AE 12: Multiple linear regression review

LEGO Sets

Published

October 31, 2022

Important

Go to the course GitHub organization and locate your ae-12- to get started.

The AE is due on GitHub by Thursday, November 03, 11:59pm.

library(tidyverse)
library(tidymodels)
library(patchwork)
library(rms)
library(knitr)

The data for this analysis includes information about LEGO sets from themes produced January 1, 2018 and September 11, 2020. The data were originally scraped from Brickset.com, an online LEGO set guide.

You will work with data on about 400 randomly selected LEGO sets produced during this time period. The primary variables are interest in this analysis are

The goal of this analysis is to predict the Amazon price based on the number of pieces, theme, and size of pieces. We will only include observations that have recorded values for all relevant variables.

legos <- read_csv("data/lego-sample.csv") |>
  select(Size, Pieces, Theme, Amazon_Price) |>
  drop_na()

Exploratory data analysis

Response variable

ggplot(data = legos, aes(x = Amazon_Price)) +
  geom_histogram() + 
    labs(title = "Price of Lego sets on Amazon",
         x = "Price in US dollars")

Predictor variables

p_pieces <- ggplot(data = legos, aes(x = Pieces)) +
  geom_histogram() + 
    labs(title = "Number of pieces",
         x = "")

p_size <- ggplot(data = legos, aes(x = Size)) +
  geom_bar() + 
    labs(title = "Piece size",
         x = "") + 
  coord_flip()

p_pieces /  p_size

  • What (if any) feature engineering might we want to include in a recipe for a model for Pieces and Size?
legos |>
  count(Theme) |>
ggplot(aes(x = fct_reorder(Theme, n), y = n)) +
  geom_col() + 
    labs(title = "Lego Set Theme", 
         x = "Theme", 
         y = "Number of LEGO sets") + 
  coord_flip()

  • Why should we avoid putting Theme in a model as is?

  • How can we use step_other() in the recipe to make Theme more usable in the model?

Model Fitting

Training and test sets

Write code to data into training (75%) and testing (25%) sets.

set.seed(1031)

# add code to make training and test sets

Model workflow

Fit the model using Pieces, Size, and Theme to understand variability in Amazon_Price. To do so, specify the model and use training data to create a recipe applying the feature engineering steps mentioned above. Then, build the model workflow and fit the model.

# add code to specify model 
# add code to create recipe
# This is an optional step to see the outcome of the recipe

# add code to prep and bake 
# add code to build workflow
# add code to fit model

Check conditions + multicollinearity

When we fit a model using recipe and workflow, we need to extract the model object before using the augment function. Fill in the name of the model fit in the code below.

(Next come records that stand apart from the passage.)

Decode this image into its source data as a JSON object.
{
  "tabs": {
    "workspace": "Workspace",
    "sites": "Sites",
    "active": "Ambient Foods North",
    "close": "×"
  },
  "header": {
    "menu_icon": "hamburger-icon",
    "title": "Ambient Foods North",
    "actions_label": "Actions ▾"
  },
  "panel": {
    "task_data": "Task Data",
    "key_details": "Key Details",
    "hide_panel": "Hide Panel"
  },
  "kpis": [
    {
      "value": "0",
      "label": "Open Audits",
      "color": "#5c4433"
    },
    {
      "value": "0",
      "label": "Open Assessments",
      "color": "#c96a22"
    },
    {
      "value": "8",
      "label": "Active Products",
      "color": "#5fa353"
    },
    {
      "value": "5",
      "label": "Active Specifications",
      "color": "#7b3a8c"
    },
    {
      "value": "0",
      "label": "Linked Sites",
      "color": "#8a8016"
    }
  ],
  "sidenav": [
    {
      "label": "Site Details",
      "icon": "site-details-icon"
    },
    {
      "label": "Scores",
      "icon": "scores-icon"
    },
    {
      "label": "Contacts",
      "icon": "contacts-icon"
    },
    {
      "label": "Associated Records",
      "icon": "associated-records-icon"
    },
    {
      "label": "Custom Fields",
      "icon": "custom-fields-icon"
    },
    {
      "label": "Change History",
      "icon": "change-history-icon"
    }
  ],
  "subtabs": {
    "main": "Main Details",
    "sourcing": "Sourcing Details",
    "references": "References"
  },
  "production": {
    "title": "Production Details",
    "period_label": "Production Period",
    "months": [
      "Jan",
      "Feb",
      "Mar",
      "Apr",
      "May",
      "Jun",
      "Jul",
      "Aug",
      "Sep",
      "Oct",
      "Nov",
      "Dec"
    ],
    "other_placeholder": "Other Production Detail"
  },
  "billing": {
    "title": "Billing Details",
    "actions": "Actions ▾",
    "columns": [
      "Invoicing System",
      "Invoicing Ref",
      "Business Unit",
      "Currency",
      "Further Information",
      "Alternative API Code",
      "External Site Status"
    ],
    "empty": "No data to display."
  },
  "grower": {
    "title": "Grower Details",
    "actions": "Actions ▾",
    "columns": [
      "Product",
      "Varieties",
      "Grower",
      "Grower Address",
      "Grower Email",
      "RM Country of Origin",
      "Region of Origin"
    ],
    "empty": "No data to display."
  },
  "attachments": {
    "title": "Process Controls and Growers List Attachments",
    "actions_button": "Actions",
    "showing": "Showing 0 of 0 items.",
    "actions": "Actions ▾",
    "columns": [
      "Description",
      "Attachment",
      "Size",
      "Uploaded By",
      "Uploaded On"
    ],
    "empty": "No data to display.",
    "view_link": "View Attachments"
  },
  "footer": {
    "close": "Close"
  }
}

Update the option to eval: true, so the code chunk evaluates when the document is rendered.

lego_fit_model <- extract_fit_parsnip(______)
lego_aug <- augment(lego_fit_model)

Residuals vs predicted values

Use the code below to make a plot of residuals vs. predicted values

Update the option to eval: true, so the code chunk evaluates when the document is rendered.

ggplot(data = lego_aug, aes(x = .fitted, y= .resid)) +
  geom_point() + 
  geom_hline(yintercept = 0, color = "red", linetype = "dashed") + 
  labs(x = "Predicted", 
       y = "Residuals", 
       title = "Residuals vs. Predicted")

Distribution of residuals

Fill in the code below to make a histogram of the residuals with an overlay of the normal distribution.

Update the option to eval: true, so the code chunk evaluates when the document is rendered.

ggplot(lego_aug, aes(.resid)) +
  geom_histogram(aes(y = after_stat(density))) +
  stat_function(
    fun = dnorm, 
    args = list(mean = mean(lego_aug$_____), sd = sd(_____)), 
    color = "red"
  )

Use the plots and information about the data to comment on whether each condition is satisfied.

  • Linearity: [Add response]

  • Constant variance: [Add response]

  • Normality: [Add response]

  • Independence: [Add response]

Multicollinearity

Fun the code to use the vif() function from the rms package to check multicollinearity.

Update the option to eval: true, so the code chunk evaluates when the document is rendered.

vif(lego_fit_model$fit)
  • Are there issues with multicollinearity in the model?

Next steps

  • Based on the assessment of the model conditions and multicollinearity, what is the next step you might take in the model building process?
Important

To submit the AE:

  • Render the document to produce the PDF with all of your work from today’s class.
  • Push all your work to your ae-12- repo on GitHub. (You do not submit AEs on Gradescope).